Вот и все разнообразие, что горожане Фуй-Региса поимели с «Белого явления»: много лет подряд наблюдали розовый или веснушчатый отпускной наплыв из Брайтона, Выброс и Отброс всякий день радио-истории отливали в песне, закаты на променаде, световые отверстия объективов вечно подстраивались под морской свет, веющий в небе то резко, то мягко, на ночь аспирин, — и только прыжок Ле Фройда, единственное развлечение, пока не вспыхнула эта война.
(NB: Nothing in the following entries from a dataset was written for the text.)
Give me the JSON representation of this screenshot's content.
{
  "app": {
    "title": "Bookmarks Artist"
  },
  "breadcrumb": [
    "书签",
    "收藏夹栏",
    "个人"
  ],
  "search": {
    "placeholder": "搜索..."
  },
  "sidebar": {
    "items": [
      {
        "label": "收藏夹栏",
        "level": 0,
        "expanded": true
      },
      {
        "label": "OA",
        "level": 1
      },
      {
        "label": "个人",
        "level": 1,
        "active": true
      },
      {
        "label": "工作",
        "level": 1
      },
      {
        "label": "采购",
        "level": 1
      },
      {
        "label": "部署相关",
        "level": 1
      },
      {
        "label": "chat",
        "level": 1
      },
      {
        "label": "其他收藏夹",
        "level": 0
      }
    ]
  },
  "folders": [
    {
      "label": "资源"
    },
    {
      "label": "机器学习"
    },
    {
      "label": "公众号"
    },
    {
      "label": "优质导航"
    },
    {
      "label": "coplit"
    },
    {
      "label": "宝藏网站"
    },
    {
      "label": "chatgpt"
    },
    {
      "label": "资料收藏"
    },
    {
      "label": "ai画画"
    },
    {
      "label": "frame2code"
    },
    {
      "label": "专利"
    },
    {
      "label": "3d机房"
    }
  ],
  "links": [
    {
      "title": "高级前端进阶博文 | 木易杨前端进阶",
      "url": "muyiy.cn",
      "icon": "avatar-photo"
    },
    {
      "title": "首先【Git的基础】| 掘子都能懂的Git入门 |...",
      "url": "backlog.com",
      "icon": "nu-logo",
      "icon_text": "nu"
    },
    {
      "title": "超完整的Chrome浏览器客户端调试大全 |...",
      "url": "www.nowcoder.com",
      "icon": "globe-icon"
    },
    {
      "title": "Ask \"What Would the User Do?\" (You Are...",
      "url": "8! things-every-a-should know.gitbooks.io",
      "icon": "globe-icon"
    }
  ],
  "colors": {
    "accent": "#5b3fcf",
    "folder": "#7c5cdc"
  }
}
Разгром Польши — и вдруг в любой час ночи видишь правительственные кортежи, что подкатывают к «Белому явлению», беззвучные, как сторожевые суда, выхлопы заглушены до беззвучия, — лишенные хрома черные механизмы, что сияли, если ночь звездная, а в остальном облачались в камуфляж лица, которое вот-вот припомнишь, но отодвигаешь в небытие самим вспоминанием… Затем, с падением Парижа, на утес водрузили радиопередающую станцию, нацелили на Континент антеннами, что охраняются плотно, а наземные линии таинственно протянуты вниз, к дому, что день и ночь патрулируется собаками, которых особо избивали, морили голодом и обманывали, дабы выработать рефлекс вцепляться в горло любому, кто бы ни приблизился. Это что, один из Высочайших взлетел еще выше — ну то есть рехнулся? Что, Наши хотят деморализовать Германского Зверя, транслируя ему случайные мысли безумцев, нарекая — по традиции, заложенной констеблем Дуббзом в тот знаменательный день, — глубинное, еле зримое? Ответ — да, все вышеописанное, и не только.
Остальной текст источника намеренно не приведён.